Turkish Prime Minister Recep Tayyip Erdogan said police believe the bomber was connected to a domestic leftist militant group. White House spokesman Jay Carney, however, said the motive for the attack and who was behind it was not known.

"We strongly condemn what was a suicide attack against our embassy in Ankara, which took place at the embassy's outer security perimeter," Carney said.

A Turkish TV journalist was seriously wounded in the 1:15 p.m. blast in the Turkish capital, and two other guards had lighter wounds, officials said. State Department spokeswoman Victoria Nuland said a man detonated a suicide vest at a security checkpoint used by staff.

"He came to this first point of access to the compound . . . where you have to have your ID checked, you have to go through security," Nuland said.

"The level of security protection at our facility in Ankara ensured that there were not significantly more deaths and injuries than there could have been," she said.

The state-run Anadolu Agency identified the bomber as Ecevit Sanli. It said the 40-year-old Turkish man was a member of the outlawed Revolutionary People's Liberation Party-Front, or DHKP-C, which has claimed responsibility for assassinations and bombings since the 1970s.

The group has been designated a terrorist organization by the United States but had been relatively quiet in recent years.
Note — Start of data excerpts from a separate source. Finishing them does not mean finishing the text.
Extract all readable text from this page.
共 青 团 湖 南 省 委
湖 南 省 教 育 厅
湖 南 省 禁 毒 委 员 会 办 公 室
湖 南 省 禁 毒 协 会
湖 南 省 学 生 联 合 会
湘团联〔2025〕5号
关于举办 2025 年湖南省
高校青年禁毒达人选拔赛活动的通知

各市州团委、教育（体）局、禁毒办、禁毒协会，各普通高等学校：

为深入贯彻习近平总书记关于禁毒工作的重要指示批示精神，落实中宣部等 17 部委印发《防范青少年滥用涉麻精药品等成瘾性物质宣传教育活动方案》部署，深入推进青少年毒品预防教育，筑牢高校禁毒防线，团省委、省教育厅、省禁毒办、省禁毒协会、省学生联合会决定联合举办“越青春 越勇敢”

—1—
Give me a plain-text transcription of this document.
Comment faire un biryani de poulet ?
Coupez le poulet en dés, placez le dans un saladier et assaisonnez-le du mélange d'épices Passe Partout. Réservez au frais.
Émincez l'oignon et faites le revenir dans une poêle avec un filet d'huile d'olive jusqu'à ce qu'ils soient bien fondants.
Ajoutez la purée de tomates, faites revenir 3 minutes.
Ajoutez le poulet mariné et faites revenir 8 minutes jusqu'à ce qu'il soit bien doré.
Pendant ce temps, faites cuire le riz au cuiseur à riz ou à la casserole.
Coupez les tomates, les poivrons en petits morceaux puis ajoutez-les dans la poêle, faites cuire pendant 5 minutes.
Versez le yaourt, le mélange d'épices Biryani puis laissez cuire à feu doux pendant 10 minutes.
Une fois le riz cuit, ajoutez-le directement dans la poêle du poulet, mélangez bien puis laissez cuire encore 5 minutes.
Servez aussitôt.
Hillary Rodham Clinton, in her farewell speech to State Department staff moments after she formally resigned as secretary of state, said, "We were attacked and lost one of our foreign service nationals."

She said she spoke with U.S. Ambassador Francis Ricciardone, "our team there and my Turkish counterpart. I told them how much we valued their commitment and their sacrifice."

Sen. John Kerry, the incoming secretary of state, also was briefed.

The U.S. Embassy building in Ankara is heavily protected and located near several other embassies, including those of Germany and France. U.S. diplomatic facilities in Turkey have been targeted previously by terrorists.

In 2008, an attack blamed on al-Qaida-affiliated militants outside the U.S. Consulate in Istanbul killed three assailants and three policemen.